Moindre représentativité des petites communes - « Supprimer les EPCI de petite couronne revient à kidnapper les compétences que leur avaient librement et nommément transférées les communes il y a quelques années », dénonce Michel Bourgain (EE-LV), pour qui ni les communes ni les EPCI ne doivent accepter ce projet.
Pour la maire (PCF) de Villetaneuse, Carine Juste, il ne s’agit pas simplement d’une « question de défense de mon pré carré. Ma ville et mes habitants sont entendus aujourd’hui parce que nous sommes 4 à siéger parmi les 66 conseillers de Plaine Commune ; demain à la Métropole de Paris, nous serions 1 sur 195 pour tenter de faire entendre notre voix dans une instance noyautée par le bipartisme. C’est un déni de démocratie. Bien sûr, j’aimerais que soit réglée la question de la péréquation, mais si c’est pour me faire imposer ma politique d’urbanisme et que mes jardins ouvriers soient rasés… », argumente-t-elle.
Au-delà du sauvetage de Plaine Commune, c’est à leurs spécificités (développement polycentrique, seuil de construction de logements sociaux porté à 40%) possiblement menacés par l’uniformité de la Métropole de Paris qu’élus et professionnels intercommunaux semblent être attachés.

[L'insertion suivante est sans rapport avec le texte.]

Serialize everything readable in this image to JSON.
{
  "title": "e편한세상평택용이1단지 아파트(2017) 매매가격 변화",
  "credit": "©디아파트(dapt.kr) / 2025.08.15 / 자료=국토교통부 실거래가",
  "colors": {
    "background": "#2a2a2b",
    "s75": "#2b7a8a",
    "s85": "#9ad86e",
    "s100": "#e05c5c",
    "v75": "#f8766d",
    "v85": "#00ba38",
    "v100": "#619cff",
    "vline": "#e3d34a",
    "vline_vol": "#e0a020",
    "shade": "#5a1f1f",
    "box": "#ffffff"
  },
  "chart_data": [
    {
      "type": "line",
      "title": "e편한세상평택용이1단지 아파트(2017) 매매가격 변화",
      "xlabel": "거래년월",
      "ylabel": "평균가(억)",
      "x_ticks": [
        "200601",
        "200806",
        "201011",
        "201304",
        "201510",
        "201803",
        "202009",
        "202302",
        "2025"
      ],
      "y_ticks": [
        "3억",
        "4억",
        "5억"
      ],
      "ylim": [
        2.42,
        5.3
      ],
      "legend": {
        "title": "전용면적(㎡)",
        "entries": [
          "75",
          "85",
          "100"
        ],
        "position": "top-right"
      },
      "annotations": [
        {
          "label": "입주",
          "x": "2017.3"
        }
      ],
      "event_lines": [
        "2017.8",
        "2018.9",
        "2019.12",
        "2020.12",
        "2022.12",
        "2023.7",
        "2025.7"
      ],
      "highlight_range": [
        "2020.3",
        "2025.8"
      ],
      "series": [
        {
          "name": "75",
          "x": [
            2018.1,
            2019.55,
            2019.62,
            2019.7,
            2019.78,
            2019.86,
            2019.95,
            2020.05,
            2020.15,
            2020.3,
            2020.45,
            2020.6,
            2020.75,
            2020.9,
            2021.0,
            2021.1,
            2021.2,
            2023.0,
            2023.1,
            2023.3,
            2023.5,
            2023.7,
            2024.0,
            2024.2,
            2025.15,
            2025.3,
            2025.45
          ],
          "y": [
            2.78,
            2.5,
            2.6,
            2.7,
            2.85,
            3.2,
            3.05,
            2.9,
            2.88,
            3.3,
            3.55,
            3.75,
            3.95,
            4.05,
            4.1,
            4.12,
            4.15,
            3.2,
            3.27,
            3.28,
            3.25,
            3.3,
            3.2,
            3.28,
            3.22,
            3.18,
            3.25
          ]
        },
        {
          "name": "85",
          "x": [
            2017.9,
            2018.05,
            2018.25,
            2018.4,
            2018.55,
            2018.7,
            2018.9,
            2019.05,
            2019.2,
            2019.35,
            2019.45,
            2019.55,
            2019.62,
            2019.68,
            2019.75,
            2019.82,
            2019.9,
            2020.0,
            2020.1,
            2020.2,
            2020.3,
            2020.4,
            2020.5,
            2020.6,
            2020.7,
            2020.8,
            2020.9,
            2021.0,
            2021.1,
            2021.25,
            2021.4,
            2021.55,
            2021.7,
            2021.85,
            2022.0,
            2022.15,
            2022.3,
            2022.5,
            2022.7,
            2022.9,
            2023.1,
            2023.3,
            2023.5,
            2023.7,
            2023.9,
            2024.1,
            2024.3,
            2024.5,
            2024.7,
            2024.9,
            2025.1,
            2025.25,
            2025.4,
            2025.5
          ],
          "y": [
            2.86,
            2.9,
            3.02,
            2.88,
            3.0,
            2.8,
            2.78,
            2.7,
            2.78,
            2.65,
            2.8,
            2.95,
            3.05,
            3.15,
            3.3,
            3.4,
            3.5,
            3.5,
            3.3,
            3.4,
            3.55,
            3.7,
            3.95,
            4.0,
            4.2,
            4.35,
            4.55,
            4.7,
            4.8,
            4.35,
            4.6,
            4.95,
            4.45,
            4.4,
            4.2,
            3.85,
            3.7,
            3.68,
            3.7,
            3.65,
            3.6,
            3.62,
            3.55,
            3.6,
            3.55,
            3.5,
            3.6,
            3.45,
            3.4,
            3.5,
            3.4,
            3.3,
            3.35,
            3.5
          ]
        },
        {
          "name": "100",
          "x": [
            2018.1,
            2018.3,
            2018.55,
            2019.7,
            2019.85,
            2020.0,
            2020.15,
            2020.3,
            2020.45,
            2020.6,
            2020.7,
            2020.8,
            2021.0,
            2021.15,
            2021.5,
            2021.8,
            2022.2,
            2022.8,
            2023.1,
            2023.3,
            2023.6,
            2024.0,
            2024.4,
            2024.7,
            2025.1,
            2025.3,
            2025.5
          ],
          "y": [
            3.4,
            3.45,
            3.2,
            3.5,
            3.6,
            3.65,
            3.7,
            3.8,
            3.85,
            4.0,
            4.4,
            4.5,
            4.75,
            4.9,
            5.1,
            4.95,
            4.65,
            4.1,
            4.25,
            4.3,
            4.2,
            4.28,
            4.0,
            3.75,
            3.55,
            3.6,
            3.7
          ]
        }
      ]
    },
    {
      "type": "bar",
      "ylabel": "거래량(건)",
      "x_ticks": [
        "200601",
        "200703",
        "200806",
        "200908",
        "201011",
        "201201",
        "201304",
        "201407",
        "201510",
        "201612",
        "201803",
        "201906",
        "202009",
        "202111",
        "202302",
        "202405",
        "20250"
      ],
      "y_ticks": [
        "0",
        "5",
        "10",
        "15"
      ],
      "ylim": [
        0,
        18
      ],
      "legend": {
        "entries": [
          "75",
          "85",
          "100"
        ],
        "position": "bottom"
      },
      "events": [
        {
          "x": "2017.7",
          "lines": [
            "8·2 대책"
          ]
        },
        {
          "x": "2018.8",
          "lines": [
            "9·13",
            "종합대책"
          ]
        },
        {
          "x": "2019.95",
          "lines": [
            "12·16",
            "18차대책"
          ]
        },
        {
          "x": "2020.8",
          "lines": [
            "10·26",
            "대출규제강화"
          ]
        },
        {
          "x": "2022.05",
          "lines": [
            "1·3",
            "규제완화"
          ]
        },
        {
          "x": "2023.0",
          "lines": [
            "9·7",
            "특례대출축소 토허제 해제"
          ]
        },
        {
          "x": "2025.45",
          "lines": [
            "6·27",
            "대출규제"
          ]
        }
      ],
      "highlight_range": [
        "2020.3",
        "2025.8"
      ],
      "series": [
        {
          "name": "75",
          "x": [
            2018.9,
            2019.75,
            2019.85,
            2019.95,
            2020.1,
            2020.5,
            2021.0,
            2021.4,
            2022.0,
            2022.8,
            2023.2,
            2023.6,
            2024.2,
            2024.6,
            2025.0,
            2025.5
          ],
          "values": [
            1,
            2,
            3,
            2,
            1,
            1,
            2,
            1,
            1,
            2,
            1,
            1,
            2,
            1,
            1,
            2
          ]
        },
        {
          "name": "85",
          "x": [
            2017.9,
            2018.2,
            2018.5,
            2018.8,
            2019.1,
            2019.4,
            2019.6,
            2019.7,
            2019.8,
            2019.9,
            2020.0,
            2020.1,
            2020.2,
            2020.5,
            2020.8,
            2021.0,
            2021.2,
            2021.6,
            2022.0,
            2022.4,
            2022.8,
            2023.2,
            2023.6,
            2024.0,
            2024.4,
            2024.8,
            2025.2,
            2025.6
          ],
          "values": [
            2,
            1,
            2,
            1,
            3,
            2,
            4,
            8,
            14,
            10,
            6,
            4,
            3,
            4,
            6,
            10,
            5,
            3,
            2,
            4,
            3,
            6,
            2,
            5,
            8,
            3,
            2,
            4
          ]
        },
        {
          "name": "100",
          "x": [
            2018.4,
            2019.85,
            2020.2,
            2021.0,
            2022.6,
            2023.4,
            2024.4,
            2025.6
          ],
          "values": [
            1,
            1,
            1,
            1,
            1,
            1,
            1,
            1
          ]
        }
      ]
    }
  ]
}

Alors que leur directeur général des services Jacques Marsaud a déjà réagi par le biais d’un communiqué commun de l’ADGCF et du SNDGCT, et que leur président Patrick Braouezec les enjoignait à se plaindre du sort réservé par le gouvernement à Plaine Commune auprès de leurs députés respectifs, un collectif d’agents territoriaux – réunissant la conférence de direction, mais pas seulement – prévoit d’adresser dans les tout prochains jours une lettre ouverte au gouvernement.